Significa che la conoscenza dei propri livelli di glicazione e di infiammazione può contribuire alla soluzione vera di questo problema e al recupero di un quadro metabolico adeguato. 

Poiché la glicazione si può prevenire anzitutto misurando i livelli di Metilgliossale e di Albumina glicata (Glyco test o PerMè) e facendo scelte alimentari che non eliminano certo gli zuccheri ma ne consentono l’utilizzazione in modo personalizzato, vuol dire che si è fatto un grande passo in avanti nella comprensione degli effetti di questo virus e nella possibilità di combatterlo.

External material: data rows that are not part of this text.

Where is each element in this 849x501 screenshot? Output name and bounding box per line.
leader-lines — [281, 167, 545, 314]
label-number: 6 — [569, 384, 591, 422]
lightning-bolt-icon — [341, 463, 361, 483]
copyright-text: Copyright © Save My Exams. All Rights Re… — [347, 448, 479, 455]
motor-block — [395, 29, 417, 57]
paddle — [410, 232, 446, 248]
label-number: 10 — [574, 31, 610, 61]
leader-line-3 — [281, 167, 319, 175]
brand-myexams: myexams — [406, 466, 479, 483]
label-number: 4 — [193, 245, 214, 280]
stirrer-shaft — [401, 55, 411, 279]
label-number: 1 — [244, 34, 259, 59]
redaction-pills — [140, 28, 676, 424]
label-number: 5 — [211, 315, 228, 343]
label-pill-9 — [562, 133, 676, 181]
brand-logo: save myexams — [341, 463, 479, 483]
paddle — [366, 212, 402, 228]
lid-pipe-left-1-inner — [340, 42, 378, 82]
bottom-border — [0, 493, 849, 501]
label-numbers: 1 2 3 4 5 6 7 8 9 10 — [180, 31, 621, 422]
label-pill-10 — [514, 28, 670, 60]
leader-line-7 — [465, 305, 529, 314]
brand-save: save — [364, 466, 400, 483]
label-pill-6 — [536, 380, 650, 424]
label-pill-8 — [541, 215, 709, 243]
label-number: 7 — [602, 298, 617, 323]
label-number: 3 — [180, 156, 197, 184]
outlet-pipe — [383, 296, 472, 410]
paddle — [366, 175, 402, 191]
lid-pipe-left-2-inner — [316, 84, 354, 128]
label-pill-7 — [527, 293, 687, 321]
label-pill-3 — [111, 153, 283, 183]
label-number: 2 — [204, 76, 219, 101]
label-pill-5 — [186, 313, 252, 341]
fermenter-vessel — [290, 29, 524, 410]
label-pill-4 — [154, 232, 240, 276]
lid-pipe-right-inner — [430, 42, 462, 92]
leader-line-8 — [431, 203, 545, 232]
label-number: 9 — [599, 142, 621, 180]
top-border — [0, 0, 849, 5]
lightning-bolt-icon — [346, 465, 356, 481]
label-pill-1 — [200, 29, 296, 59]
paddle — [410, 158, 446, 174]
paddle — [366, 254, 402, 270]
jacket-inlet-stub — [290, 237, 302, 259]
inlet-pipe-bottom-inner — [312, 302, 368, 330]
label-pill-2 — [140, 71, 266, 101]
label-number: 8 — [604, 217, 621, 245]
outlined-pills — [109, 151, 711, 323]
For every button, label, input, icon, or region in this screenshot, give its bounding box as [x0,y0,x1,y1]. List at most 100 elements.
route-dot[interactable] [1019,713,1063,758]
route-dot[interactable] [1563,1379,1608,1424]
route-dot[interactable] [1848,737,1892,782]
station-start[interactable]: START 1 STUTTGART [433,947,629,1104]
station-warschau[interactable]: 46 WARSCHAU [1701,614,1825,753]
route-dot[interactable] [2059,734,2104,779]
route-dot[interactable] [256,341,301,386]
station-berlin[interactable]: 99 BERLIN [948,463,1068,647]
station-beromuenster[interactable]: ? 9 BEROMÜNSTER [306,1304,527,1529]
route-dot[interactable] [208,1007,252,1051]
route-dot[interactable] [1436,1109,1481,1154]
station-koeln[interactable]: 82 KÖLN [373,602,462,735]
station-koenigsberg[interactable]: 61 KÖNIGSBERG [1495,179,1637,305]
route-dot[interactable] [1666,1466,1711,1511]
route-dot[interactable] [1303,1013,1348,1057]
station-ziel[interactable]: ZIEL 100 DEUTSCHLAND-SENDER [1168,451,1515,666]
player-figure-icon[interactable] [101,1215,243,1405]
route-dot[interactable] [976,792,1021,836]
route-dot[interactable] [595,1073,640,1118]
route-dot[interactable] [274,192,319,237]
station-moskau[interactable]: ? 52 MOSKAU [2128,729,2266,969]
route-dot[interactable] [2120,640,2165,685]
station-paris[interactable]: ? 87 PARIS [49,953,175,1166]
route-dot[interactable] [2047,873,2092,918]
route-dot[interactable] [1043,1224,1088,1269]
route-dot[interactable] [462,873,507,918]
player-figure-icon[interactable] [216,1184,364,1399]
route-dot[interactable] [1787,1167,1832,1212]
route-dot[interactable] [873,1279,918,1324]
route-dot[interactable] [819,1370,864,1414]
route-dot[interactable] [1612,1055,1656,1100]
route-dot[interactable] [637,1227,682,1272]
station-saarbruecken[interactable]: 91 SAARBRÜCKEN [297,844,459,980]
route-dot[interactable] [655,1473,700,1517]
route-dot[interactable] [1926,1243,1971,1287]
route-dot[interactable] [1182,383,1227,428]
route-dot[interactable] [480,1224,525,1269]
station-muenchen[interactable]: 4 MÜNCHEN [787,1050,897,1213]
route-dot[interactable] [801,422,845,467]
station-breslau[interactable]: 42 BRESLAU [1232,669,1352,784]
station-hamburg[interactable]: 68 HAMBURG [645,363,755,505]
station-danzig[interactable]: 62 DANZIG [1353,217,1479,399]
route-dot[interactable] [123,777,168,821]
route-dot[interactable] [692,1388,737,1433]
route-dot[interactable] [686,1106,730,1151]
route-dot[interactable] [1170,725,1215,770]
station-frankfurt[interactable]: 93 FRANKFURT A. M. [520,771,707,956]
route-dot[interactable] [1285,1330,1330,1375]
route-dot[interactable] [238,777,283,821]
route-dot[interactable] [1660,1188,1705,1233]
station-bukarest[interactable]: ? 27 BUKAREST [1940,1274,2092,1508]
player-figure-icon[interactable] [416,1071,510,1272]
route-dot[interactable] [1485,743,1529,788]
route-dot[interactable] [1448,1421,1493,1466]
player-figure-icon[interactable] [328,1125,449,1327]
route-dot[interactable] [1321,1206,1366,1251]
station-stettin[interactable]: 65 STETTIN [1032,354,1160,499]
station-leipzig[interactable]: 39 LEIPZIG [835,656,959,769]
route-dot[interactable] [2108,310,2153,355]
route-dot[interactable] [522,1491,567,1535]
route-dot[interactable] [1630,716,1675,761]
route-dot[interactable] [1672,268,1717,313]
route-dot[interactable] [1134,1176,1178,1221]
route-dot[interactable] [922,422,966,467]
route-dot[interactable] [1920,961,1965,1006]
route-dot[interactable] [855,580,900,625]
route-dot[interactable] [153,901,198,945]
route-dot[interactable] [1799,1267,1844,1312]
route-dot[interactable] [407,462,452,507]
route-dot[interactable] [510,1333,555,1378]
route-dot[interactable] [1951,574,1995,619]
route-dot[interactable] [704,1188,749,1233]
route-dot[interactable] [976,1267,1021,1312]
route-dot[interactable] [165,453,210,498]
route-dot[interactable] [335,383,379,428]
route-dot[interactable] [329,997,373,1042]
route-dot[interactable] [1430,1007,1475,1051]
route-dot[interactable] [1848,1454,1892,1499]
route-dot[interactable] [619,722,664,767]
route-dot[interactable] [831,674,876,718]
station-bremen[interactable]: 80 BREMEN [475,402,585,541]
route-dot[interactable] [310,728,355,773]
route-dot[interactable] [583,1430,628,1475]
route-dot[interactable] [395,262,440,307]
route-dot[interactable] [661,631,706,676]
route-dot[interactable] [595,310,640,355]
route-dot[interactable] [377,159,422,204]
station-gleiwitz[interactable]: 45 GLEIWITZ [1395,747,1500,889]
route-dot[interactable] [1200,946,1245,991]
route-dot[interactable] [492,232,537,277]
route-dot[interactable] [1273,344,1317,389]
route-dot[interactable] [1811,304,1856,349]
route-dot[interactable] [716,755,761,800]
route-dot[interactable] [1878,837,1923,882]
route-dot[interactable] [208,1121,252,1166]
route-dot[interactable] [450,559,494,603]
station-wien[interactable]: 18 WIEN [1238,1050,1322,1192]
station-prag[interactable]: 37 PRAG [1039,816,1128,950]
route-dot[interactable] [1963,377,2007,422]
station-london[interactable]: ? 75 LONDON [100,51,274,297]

Il gruppo di ricerca di GEK Lab, in questi ultimi anni, ha approfondito in modo molto intenso il tema della glicazione in rapporto con il COVID e infatti, in collaborazione con l’Unità Ostetrico Ginecologica della Fondazione Ca’ Granda Ospedale Policlinico di Milano e il Dipartimento di Scienze Cliniche e di Comunità dell’Università di Milano (Professor Enrico Ferrazzi), ha portato a termine uno studio pubblicato alla fine del 2022 su Nutrients dal titolo, tradotto in italiano: “Infiammazione indotta dalla glicazione: severità del Covid-19 in donne gravide ed effetti sul nascituro” (Di Martino D et al, Nutrients 2022;14:4037. https://doi.org/10.3390/nu14194037).

Albumina glicata e Metilgliossale, i due innovativi marcatori di glicazione già studiati da GEK negli anni passati, che evidenziano i danni precoci dovuti a tutti i tipi di zuccheri, sono risultati decisamente alterati in donne in gravidanza con una una infezione da SARS CoV-2 caratterizzando la gravità dell’infezione in modo strettamente correlato coi livelli di glicazione. Come dire: Più glicazione più malattia…

Per questo motivo, nel centro SMA in cui lavoro, tutto lo staff medico e nutrizionale personalizza comunque la nutrizione dei nostri pazienti in base ai livelli infiammatori alimentari e a quelli di glicazione sia per affrontare il Long-COVID sia per affrontare le condizioni di alterazione metabolica come il diabete e il sovrappeso.